Deze beroepen houden zich bezig met onderzoek naar land of water. Ze meten het land of het water, brengen het in kaart of kijken naar de lagen onder de grond. Hoewel deze beroepen allemaal aan elkaar verwant zijn, zijn er in de praktijk veel verschillen aan te wijzen.
De geodeet richt zich specifiek op landmetingen, terwijl de geodetisch ingenieur alle informatie ook in kaarten verwerkt. Dergelijk onderzoek is nuttig voor het maken van beleid, bijvoorbeeld voor een bouwplaats, of bij plannen voor stadsuitbreiding. Een geoloog richt zich juist op het binnenste van de aarde: hij kan onderzoek doen naar aardbevingen of op zoek gaan naar olie.
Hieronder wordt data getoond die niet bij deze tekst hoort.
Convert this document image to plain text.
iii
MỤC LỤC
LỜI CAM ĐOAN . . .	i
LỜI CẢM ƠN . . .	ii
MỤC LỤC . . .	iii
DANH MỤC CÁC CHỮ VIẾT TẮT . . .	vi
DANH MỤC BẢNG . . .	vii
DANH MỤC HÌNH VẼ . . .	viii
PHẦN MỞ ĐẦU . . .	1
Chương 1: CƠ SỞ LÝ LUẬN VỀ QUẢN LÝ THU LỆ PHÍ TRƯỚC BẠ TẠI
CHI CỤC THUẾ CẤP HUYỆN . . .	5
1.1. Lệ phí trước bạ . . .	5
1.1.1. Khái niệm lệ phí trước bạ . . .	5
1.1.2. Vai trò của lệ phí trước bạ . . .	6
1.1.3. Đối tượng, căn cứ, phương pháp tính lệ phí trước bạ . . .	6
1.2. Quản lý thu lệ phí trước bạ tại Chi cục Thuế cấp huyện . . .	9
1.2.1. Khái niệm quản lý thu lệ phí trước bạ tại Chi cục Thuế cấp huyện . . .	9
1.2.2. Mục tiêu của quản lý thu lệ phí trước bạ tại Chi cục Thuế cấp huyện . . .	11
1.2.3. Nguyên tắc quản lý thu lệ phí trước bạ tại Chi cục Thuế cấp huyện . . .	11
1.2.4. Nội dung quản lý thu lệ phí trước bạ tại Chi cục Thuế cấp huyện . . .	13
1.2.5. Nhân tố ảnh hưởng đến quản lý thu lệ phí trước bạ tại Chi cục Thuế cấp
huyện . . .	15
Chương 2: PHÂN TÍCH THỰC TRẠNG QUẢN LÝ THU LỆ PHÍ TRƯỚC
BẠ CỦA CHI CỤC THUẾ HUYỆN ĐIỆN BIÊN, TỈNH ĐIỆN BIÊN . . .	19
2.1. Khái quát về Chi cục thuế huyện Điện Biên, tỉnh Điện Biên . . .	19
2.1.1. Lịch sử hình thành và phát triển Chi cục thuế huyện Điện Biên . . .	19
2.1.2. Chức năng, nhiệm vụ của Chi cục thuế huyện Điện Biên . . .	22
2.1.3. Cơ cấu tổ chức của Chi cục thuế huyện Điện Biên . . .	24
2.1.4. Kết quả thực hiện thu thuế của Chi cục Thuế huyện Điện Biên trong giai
Hydrografen en hydrologen zijn niet in land maar juist in water gespecialiseerd. Een hydroloog is een brede deskundige, die bijvoorbeeld grondwater onderzoekt, of grote dammen bouwt. Evenals watertechnologen gaat het om beheer- en beleidskwesties. Hoe kan bijvoorbeeld de kwaliteit van het drinkwater worden verbeterd? Een hydrograaf brengt de zeebodem in kaart, bijvoorbeeld als er gebaggerd wordt of een olieplatform gebouwd.